Aleksandr Korotkov

Personal information
- Full name: Aleksandr Aleksandrovich Korotkov
- Date of birth: 29 March 2000 (age 26)
- Place of birth: Saint Petersburg, Russia
- Height: 1.84 m (6 ft 0 in)
- Position: Full-back

Team information
- Current team: Ural Yekaterinburg
- Number: 24

Youth career
- 0000–2019: Zenit St.
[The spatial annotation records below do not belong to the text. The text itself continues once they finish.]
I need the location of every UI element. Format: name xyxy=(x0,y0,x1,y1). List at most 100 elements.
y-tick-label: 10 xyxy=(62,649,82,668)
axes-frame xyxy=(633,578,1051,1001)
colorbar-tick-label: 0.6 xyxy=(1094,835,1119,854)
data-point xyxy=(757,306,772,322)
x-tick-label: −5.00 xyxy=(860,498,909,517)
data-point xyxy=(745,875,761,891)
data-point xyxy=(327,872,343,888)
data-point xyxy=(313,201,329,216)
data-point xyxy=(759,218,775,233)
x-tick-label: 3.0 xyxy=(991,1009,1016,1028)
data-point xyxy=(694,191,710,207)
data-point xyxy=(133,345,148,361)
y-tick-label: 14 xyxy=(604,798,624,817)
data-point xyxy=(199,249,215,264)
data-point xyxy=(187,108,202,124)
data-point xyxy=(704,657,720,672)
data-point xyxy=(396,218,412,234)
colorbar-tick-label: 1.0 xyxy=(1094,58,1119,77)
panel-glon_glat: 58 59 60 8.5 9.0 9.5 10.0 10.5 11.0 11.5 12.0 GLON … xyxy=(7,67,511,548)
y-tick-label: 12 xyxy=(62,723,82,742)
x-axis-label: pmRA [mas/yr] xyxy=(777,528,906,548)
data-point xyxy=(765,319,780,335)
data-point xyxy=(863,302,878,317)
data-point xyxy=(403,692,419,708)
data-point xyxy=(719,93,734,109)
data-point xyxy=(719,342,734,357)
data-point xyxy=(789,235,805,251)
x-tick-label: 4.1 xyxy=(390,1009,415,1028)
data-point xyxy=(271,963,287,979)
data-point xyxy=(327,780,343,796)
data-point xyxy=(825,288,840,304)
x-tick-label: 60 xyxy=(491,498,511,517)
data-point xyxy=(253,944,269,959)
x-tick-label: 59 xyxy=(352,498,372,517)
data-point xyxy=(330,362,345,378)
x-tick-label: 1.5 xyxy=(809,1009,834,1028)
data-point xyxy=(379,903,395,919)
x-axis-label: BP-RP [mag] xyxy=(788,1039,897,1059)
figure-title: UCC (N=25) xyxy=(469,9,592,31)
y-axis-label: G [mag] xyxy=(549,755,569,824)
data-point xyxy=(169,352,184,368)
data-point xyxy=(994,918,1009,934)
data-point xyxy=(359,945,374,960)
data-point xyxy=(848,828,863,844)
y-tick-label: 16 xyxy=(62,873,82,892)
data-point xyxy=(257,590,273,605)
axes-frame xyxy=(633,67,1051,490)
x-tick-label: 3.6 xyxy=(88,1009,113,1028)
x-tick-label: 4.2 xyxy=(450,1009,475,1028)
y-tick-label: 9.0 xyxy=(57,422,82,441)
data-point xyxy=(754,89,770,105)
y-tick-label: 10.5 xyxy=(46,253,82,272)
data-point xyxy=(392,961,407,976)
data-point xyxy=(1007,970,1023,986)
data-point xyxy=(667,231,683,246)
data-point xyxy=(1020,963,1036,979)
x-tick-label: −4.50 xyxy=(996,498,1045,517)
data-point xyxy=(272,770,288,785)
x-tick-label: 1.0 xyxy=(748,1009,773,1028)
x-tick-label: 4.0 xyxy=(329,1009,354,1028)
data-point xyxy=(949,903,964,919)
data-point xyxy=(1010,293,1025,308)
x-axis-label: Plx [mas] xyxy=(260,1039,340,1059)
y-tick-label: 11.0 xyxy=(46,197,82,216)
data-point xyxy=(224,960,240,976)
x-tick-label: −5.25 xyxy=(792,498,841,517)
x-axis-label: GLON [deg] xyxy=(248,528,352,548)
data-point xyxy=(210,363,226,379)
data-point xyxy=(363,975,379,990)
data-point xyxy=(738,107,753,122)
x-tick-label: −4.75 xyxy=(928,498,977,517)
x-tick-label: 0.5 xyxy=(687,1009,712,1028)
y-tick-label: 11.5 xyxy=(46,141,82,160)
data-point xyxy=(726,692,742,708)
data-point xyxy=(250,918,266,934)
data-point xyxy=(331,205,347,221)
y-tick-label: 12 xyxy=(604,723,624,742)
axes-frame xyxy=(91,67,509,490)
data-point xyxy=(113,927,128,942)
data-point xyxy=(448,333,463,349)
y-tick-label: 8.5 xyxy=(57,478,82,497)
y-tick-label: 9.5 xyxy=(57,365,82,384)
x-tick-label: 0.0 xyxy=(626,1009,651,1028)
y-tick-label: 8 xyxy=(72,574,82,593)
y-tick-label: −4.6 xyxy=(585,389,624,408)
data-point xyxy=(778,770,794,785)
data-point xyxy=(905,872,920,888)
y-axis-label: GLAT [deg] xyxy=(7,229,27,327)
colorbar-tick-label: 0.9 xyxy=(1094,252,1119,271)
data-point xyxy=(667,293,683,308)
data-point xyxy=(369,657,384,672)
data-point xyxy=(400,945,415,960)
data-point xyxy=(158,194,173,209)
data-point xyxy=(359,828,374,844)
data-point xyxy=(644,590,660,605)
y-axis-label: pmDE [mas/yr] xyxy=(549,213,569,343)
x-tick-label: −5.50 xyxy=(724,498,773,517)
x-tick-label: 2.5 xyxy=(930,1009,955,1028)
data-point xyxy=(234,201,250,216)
Petersburg

Senior career*
- Years: Team / Apps / (Gls)
- 2019–2022: Rodina Moscow / 33 / (1)
- 2021–2022: → Veles Moscow (loan) / 31 / (0)
- 2022–2025: Alania Vladikavkaz / 14 / (0)
- 2023–2025: → Arsenal Tula (loan) / 36 / (1)
- 2025: Tyumen / 13 / (0)
- 2025–2026: Rotor Volgograd / 20 / (1)
- 2026–: Ural Yekaterinburg / 0 / (0)

= Aleksandr Korotkov (footballer, born 2000) =

Russian footballer

Aleksandr Aleksandrovich Korotkov (Александр Александрович Коротков; born 29 March 2000) is a Russian football player who plays as a full-back (left or right) for Ural Yekaterinburg.

==Club career==
He made his debut in the Russian Football National League for Veles Moscow on 10 July 2021 in a game against Yenisey Krasnoyarsk.